In a photo posted on Facebook a decade after his death, Kevin Bledsoe appears with his daughter, Kaitlyn, then two years old. She’s wearing a blue-and-white checked dress covered in cherries, her finger hooked in her mouth. Her eyes are big and hazel, like her dad’s. She was almost four years old when he died.

“I had to grow up real fast,” Kaitlyn, now 19 said in December. She was sitting in the San Antonio house she bought with money she received in a separate settlement with the county for $130,000, bouncing one of her own sons on her knee, four-month-old Thanos. As a kid, when friends would ask where her father was, she’d respond coolly that he had been murdered in Washington.

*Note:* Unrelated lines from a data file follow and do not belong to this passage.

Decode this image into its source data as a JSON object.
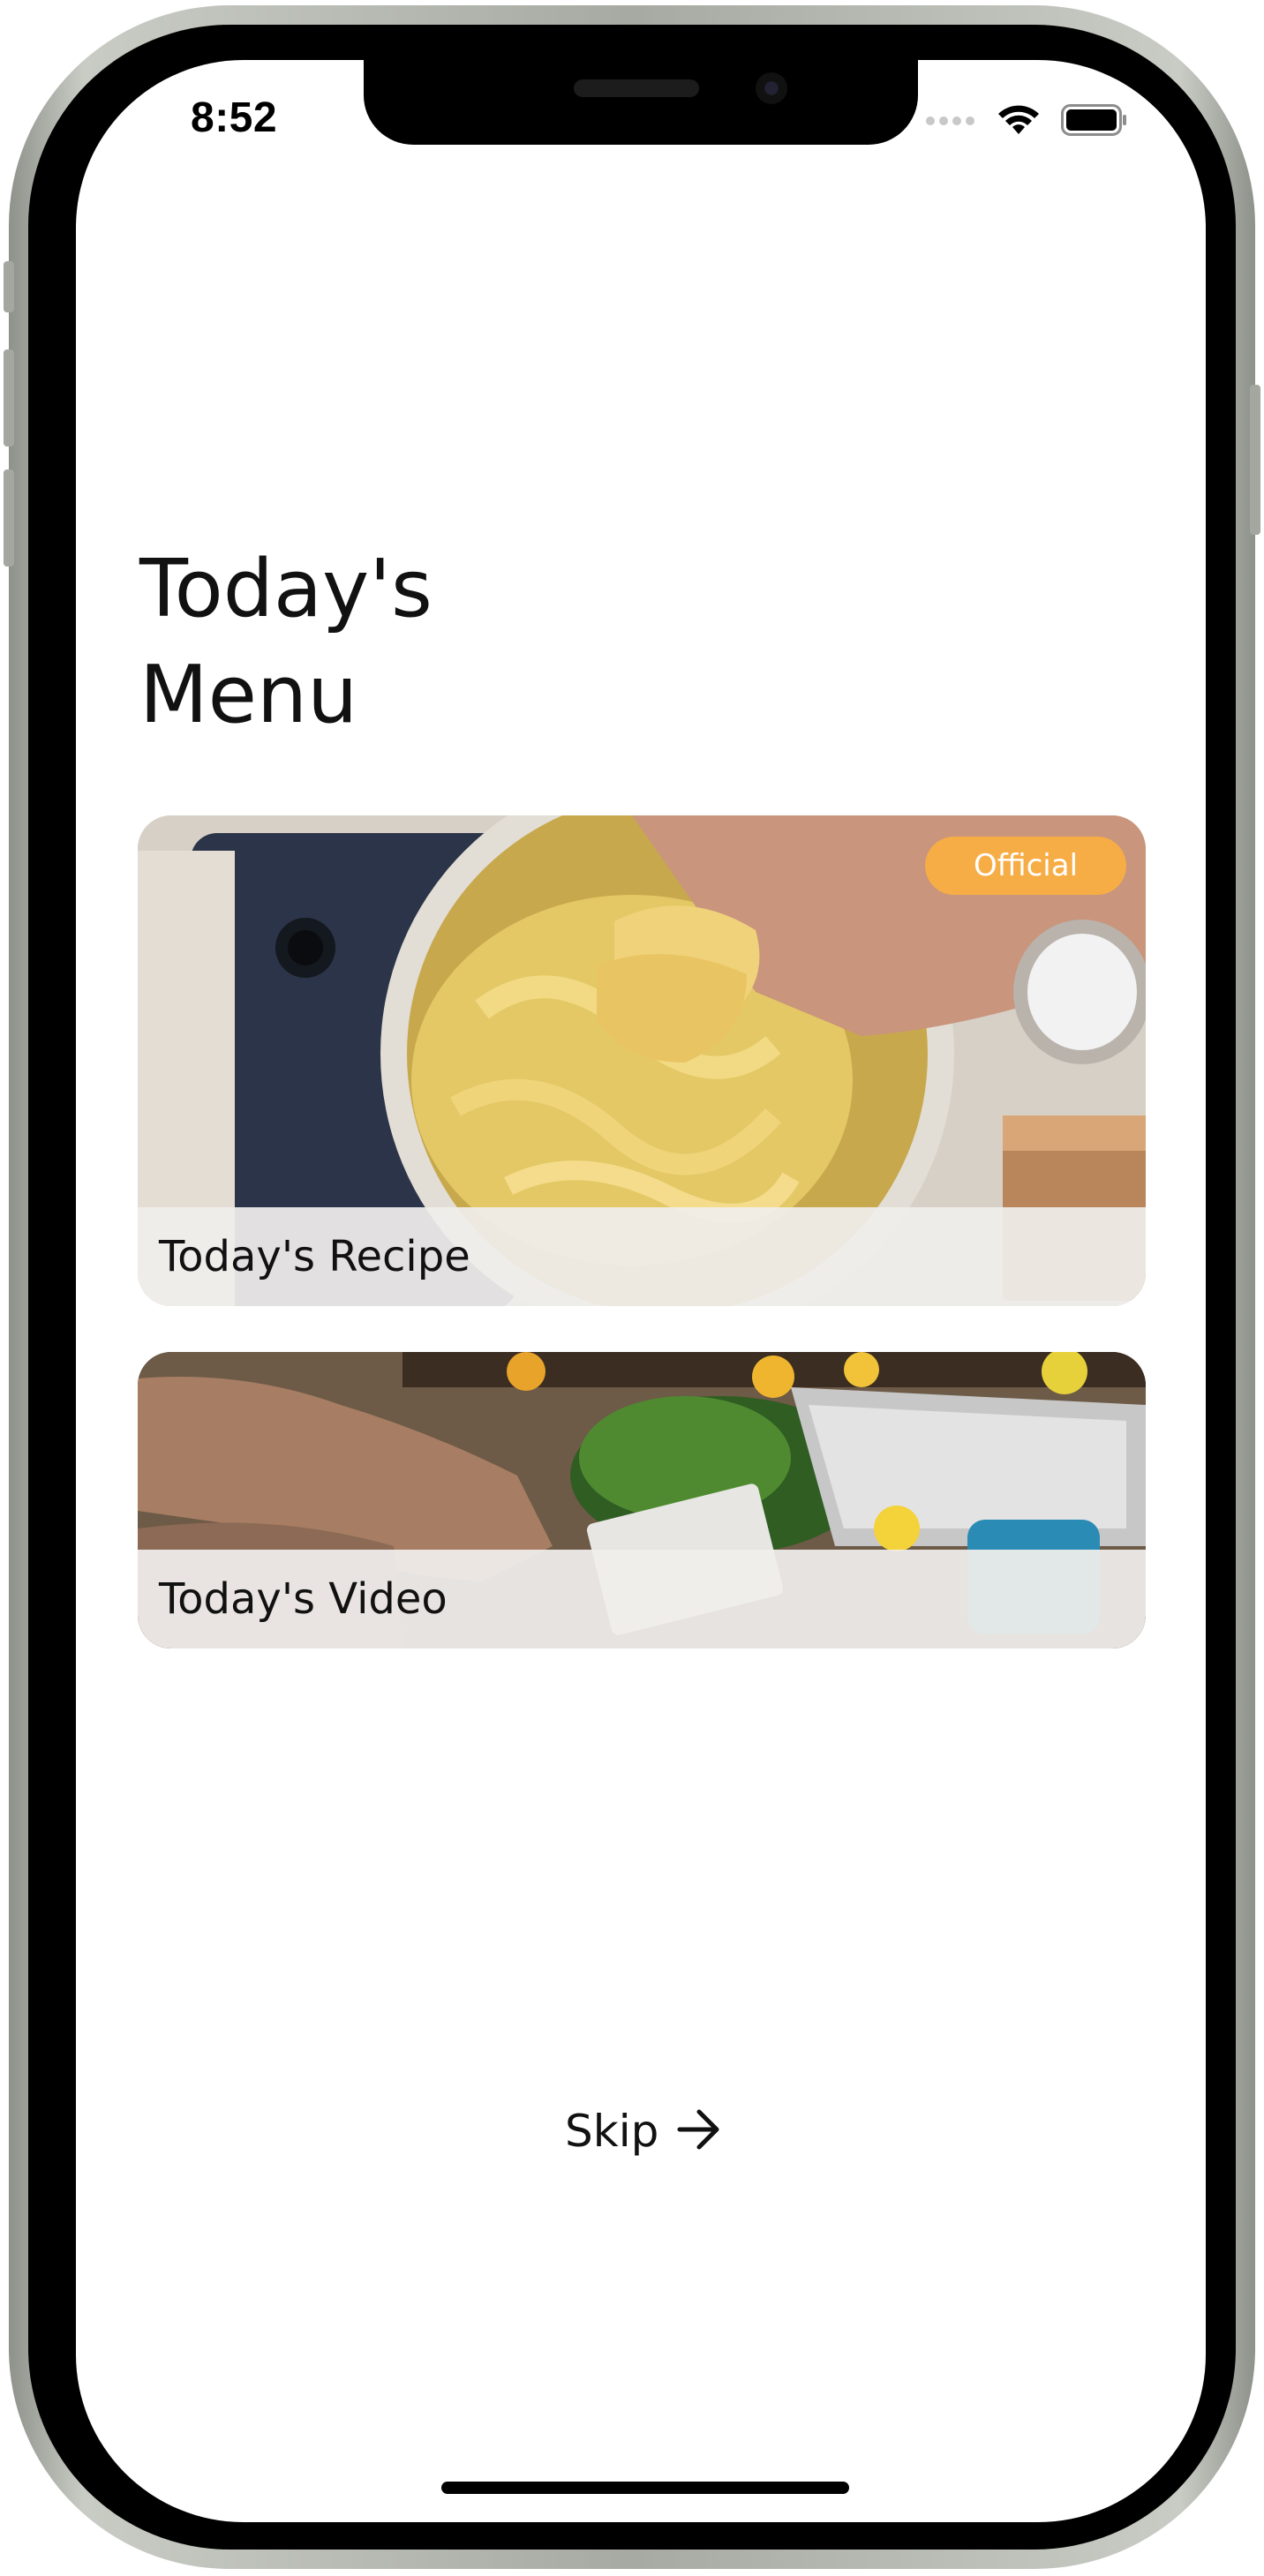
{
  "status_bar": {
    "time": "8:52",
    "icons": [
      "signal-dots-icon",
      "wifi-icon",
      "battery-icon"
    ]
  },
  "page": {
    "title_line1": "Today's",
    "title_line2": "Menu"
  },
  "cards": [
    {
      "label": "Today's Recipe",
      "badge": "Official",
      "badge_color": "#f7ad45"
    },
    {
      "label": "Today's Video"
    }
  ],
  "actions": {
    "skip_label": "Skip",
    "skip_icon": "arrow-right-icon"
  },
  "colors": {
    "accent": "#f7ad45",
    "text": "#111111",
    "background": "#ffffff"
  }
}
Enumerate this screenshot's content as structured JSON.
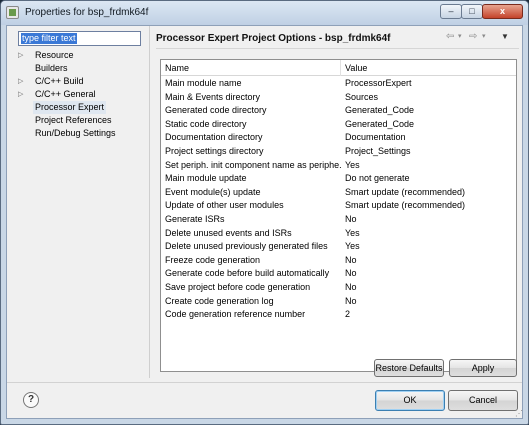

It wasn’t until she talked to Heipt and Budge in Seattle in late 2015 that she learned of her father’s final hours.

“The uncovered civil rights issue of our time, in my opinion, is preventable deaths in county jails,” says Heipt, “of people who have not been convicted—not even sentenced.” Though they’re not dying from a gunshot wound or a blow to the head, Heipt says, there’s nothing natural about inmates who suffer a fatal withdrawal, seizure, or heart attack if they’re deprived of medication, medical attention, or a drug they’re dependent on.

Back in Longview, Jule Crowell is still coming to terms with the realization that her grandchildren will grow up without a mother. Even as Stephanie Deal struggled with addiction, Crowell says, her children were her cornerstone. She cooked and cleaned and took them to the park, and when she lived away from them, she visited.

Ella is now in fourth grade and Jaxen is in kindergarten. In the fall, he and his classmates drew on whiteboards. Jaxen drew his mom on the ground and himself standing over her, crying. The arrow pointing up meant she was going to heaven, he said. Crowell and the kids release balloons to the sky on Stephanie’s birthday and eat her favorite dessert, shortbread layered in cream cheese, pudding, Cool Whip, and nuts. Crowell made it for her every year. Now they’re making Stephanie a memorial garden. “I think the kids need it just as much as I do,” she said.

Crowell is still reckoning with her decision to not rescue her daughter when she pleaded for bail. She knew Stephanie was an addict and needed help; she didn’t know she was so sick. “I would’ve got her out,” she says, tears streaming down her cheeks. “I have to live with that for the rest of my life.”

And she worries about something else. She worries that the cops and the jails—the whole system, really—don’t treat addicts the way they treat other citizens, that they consider her daughter and others like her nobodies.

“Well they were once a somebody,” she says. “And they still are.”